The committee warned that “defacing these statues is merely the spark that will ignite further polarisation among South Africans … while the country’s dark history cannot be celebrated, the nation can continue to reflect on the past so that the country is aware of where it comes from”.
Those were sensible words. For the frenzy about Rhodes has indeed obscured historical perspective. That perspective would reveal the obvious that, the statue of Rhodes, the University of Cape Town where it now stands and the seat of government in the Union Buildings in Pretoria are all colonial constructs.
So, in a real sense, is the country itself. There would clearly be no South Africa were it not for its original four constituent parts, the British colonies of the Cape, Natal and the recent colonial conquests of the Transvaal and the Orange Free State, which were merged by Britain to form the Union of South Africa in 1910.
Should we deface the country itself, then, to express our rage at its colonial roots?
That is not to say that Rhodes should necessarily have remained in his current prominent position. I guess no white person should presume to fully comprehend how a victim of colonialism and apartheid might feel about the honouring of such a person in that way.

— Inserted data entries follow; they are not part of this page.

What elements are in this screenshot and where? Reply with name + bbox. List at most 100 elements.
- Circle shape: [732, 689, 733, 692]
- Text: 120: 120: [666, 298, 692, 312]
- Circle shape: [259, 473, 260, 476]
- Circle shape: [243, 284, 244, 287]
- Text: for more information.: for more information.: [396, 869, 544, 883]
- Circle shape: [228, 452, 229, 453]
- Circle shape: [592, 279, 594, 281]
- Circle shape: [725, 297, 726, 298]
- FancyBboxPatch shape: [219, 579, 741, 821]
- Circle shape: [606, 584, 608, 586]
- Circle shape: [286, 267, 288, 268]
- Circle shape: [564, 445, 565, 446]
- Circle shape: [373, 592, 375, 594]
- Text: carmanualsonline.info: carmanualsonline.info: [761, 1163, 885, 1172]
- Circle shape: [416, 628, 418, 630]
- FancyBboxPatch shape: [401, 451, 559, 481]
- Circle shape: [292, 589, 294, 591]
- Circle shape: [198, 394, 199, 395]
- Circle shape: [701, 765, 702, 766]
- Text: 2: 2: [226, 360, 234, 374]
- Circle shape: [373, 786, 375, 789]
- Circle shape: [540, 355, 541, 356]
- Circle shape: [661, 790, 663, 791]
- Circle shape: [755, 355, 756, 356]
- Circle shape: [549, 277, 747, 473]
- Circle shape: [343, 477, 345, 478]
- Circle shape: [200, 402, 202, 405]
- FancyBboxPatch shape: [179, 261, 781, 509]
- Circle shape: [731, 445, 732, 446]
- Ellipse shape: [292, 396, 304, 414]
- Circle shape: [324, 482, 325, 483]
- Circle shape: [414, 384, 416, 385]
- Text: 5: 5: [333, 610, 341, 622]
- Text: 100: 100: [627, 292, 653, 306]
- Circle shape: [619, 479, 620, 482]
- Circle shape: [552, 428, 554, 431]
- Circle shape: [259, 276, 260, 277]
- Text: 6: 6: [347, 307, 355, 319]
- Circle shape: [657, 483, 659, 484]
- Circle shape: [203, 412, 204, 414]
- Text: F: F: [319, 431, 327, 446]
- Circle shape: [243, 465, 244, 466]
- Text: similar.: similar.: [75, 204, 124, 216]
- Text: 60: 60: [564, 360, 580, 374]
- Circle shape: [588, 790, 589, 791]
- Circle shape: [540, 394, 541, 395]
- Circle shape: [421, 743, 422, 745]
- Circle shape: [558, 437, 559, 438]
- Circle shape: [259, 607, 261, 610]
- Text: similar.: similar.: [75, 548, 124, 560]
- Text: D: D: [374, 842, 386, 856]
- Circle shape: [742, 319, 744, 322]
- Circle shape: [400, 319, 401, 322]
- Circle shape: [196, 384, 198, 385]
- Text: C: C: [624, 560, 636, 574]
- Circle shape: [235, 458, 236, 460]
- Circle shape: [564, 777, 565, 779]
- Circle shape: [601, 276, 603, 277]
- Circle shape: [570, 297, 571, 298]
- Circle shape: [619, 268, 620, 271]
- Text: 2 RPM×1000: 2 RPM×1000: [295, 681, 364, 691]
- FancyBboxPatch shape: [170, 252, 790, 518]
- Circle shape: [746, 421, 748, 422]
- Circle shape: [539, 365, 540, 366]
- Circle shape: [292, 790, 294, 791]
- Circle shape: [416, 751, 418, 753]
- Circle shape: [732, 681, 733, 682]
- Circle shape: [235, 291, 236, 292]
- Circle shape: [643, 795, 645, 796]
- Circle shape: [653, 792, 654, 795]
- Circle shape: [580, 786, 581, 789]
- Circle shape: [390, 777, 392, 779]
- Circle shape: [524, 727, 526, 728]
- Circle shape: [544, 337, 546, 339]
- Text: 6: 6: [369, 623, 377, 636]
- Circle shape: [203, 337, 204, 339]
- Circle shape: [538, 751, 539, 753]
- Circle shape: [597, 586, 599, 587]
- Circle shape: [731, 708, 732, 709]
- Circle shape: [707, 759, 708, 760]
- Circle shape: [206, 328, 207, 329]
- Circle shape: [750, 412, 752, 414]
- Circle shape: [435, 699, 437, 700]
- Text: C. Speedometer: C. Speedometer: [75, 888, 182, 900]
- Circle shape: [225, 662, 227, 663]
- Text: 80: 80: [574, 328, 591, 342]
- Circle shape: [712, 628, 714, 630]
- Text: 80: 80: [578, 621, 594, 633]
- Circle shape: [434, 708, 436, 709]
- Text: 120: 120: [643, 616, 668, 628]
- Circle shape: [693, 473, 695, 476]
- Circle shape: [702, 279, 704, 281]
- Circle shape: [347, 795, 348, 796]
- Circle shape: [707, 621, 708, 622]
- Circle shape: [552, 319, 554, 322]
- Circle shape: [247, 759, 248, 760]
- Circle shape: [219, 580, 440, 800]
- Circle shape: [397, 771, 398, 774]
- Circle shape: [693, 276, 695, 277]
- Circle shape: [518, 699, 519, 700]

Is it to them like a statue of Adolf Hitler or Josef Stalin would be to the millions of victims of their mammoth atrocities?
Or are these just post-revolution revolutionaries who didn’t participate in the struggle anyway and are dishonouring the Mandela heritage of reconciliation?
So a debate is in order, as the portfolio committee says. But not a mass hysteria of defacing symbols which are – rightly or wrongly – dear to some member of the community. That just brings out the worst in them too.
* Peter Fabricius is Independent Media’s foreign editor.